Talk about frosty. She clearly wasn’t pleased to see me, even though I was expected, and why would she be? I was the result of her husband cheating on her. Major bummer.
The woman turned her back, and I glanced around the space. It looked different. Bigger somehow? That was probably due to it being clutter-free. On the day of the party, most rooms were filled with guests and obnoxious party decorations.
After closing the door, she set off down the corridor.
“Follow me,” she said.
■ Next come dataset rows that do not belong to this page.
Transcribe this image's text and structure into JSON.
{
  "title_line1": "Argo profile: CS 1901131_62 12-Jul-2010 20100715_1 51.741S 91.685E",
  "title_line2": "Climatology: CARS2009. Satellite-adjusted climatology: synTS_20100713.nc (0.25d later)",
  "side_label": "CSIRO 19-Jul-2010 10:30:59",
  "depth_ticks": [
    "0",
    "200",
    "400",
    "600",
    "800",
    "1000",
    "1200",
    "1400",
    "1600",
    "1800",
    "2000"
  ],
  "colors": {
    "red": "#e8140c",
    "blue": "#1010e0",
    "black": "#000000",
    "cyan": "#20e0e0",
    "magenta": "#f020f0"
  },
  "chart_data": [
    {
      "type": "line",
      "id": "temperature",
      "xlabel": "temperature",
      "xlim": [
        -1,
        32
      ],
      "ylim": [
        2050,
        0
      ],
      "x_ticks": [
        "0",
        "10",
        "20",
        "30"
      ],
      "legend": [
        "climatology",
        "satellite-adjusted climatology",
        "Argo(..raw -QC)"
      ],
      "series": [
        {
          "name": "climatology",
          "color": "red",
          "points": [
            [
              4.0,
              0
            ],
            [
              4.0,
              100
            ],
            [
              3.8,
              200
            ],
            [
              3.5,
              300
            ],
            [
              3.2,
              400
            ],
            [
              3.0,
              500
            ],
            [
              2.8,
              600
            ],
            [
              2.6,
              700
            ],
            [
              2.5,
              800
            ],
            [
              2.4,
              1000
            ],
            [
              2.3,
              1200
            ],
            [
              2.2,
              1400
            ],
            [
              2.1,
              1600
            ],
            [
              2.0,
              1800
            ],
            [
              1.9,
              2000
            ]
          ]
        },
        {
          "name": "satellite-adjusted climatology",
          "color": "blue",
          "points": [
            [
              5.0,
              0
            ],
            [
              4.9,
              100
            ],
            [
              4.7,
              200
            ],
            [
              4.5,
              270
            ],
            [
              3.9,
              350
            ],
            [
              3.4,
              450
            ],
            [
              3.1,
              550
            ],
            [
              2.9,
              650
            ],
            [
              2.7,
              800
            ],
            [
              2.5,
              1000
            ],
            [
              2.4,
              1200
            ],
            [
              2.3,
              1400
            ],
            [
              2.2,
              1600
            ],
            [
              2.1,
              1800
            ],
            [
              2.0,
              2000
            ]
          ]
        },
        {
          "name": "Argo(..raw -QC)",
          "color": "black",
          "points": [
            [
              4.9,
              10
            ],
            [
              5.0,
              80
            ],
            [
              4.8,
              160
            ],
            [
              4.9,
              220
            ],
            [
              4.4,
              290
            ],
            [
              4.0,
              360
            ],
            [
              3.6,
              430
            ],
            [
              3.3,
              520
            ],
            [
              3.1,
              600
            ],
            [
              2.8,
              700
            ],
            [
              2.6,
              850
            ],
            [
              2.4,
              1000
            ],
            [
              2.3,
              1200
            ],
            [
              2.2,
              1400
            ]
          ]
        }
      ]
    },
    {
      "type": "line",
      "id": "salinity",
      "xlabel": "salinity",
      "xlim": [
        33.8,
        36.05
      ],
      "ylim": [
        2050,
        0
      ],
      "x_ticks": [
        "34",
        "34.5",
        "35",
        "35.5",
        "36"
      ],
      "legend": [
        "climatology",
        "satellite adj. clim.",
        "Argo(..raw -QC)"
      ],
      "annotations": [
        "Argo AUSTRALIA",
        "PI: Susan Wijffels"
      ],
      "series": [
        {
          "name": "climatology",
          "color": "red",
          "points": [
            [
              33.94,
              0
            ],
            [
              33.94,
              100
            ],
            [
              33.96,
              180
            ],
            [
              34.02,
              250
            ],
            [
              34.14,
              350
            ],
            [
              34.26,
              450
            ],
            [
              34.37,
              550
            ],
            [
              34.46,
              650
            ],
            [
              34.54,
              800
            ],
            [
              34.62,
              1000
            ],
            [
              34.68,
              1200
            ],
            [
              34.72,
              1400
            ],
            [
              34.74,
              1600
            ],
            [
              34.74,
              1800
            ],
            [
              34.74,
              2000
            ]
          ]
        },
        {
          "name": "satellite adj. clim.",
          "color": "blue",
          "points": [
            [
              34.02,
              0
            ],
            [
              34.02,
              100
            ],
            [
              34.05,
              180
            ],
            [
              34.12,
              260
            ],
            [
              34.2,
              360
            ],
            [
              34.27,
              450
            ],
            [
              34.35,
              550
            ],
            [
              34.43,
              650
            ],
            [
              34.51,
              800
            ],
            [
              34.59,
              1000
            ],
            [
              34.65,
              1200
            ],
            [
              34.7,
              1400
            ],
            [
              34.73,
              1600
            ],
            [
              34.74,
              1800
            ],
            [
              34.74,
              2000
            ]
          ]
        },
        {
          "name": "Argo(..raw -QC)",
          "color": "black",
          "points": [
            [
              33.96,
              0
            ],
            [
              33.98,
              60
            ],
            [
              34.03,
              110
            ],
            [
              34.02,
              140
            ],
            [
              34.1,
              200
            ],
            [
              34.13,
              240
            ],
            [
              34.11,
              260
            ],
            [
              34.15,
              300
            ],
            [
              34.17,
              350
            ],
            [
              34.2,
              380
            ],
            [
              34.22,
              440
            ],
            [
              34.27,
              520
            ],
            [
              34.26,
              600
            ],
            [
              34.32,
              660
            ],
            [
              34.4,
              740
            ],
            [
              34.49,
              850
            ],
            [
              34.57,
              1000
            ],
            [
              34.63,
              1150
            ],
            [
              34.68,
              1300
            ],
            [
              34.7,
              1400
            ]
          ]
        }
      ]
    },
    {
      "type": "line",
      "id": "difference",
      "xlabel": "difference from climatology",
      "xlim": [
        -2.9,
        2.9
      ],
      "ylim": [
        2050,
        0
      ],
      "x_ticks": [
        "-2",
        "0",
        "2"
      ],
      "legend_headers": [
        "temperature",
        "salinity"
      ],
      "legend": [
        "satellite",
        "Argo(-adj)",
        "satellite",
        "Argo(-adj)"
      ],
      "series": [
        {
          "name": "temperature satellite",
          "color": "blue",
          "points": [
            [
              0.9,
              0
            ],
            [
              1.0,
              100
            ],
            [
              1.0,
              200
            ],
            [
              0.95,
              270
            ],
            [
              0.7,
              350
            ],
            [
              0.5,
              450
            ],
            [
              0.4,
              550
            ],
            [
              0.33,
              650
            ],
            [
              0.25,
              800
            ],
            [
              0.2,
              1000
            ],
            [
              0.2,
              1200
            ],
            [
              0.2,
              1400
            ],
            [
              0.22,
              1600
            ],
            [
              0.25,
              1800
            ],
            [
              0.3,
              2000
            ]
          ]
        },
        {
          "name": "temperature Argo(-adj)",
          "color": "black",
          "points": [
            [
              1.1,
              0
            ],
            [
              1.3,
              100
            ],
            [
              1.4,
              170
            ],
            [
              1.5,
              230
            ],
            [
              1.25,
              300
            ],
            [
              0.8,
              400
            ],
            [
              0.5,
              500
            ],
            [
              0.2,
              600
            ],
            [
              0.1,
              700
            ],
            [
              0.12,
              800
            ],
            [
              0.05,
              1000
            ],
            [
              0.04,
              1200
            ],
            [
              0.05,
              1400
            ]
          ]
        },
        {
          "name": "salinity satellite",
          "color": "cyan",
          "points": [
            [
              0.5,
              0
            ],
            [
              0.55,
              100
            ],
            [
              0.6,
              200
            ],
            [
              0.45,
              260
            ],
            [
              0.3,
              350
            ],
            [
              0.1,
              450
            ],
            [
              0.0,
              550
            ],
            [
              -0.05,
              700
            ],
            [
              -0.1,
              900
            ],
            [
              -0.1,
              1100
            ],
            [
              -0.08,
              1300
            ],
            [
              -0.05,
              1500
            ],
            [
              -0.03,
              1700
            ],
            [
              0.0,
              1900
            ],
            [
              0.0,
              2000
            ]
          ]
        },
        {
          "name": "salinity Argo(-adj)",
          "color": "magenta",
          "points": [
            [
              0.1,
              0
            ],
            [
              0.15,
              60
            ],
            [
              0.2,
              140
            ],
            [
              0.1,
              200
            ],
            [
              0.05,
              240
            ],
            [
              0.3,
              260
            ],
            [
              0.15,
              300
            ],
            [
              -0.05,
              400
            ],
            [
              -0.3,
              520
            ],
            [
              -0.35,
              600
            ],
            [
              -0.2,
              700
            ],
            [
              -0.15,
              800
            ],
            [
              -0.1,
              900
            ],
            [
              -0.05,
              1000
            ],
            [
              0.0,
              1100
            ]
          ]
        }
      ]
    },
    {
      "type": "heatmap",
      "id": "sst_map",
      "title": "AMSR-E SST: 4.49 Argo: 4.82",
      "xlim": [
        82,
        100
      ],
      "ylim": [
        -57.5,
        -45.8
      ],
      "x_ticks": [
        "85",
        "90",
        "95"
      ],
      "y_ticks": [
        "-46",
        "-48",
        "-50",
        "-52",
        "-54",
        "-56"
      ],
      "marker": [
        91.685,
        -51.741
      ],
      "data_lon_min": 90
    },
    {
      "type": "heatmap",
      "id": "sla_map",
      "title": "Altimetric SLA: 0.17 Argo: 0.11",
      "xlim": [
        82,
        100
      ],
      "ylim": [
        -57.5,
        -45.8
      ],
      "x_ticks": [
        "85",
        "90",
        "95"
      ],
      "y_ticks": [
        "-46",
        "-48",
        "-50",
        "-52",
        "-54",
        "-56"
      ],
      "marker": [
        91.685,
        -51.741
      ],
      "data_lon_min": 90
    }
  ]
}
The mayor’s wife was dressed in a silk blouse, cream slacks, and killer heels that clicked on the floor as she walked; the noise was like Chinese torture.
I kept my eyes off her ass out of misguided loyalty towards her daughter, aka my half-sister.
It was a miracle that my head didn’t explode.
She led me into what appeared to be the mayor’s study. It was a large room, clearly modeled on the fricking Oval Office of the White House, and failing miserably. There were paintings everywhere, flags, and general election-type memorabilia.
“Do you want a drink or something? I’ve opened a bottle of Nic’s favorite bourbon,” Mrs Summers explained with a sweep of her arm.
It was barely four in the afternoon. “No, I’m fine thanks,” I replied as I watched her turn away and walk with a purposeful stride towards a drinks trolley.
Above it, mounted onto the wall, was a large oil painting of the Summers family.
Father, wife, and daughter stared down at me.
It must have been commissioned a few years ago, as Storm looked much younger.
They appeared in that canvas like a picture-perfect family, oh, the irony.
“So, I suppose you’re my stepson? You can call me Rachel rather than stepmother. Stepmother makes me sound like the villain in a fairytale,” she muttered.
You said it, sweetheart.
I dashed a hand across my jaw; her words made me uncomfortable. “I don’t think either label is necessary,” I informed her tartly.
“It’s your choice, of course, sweetie,” she cooed with a flirtatious wink.
What was that about? My evening was getting weirder by the minute.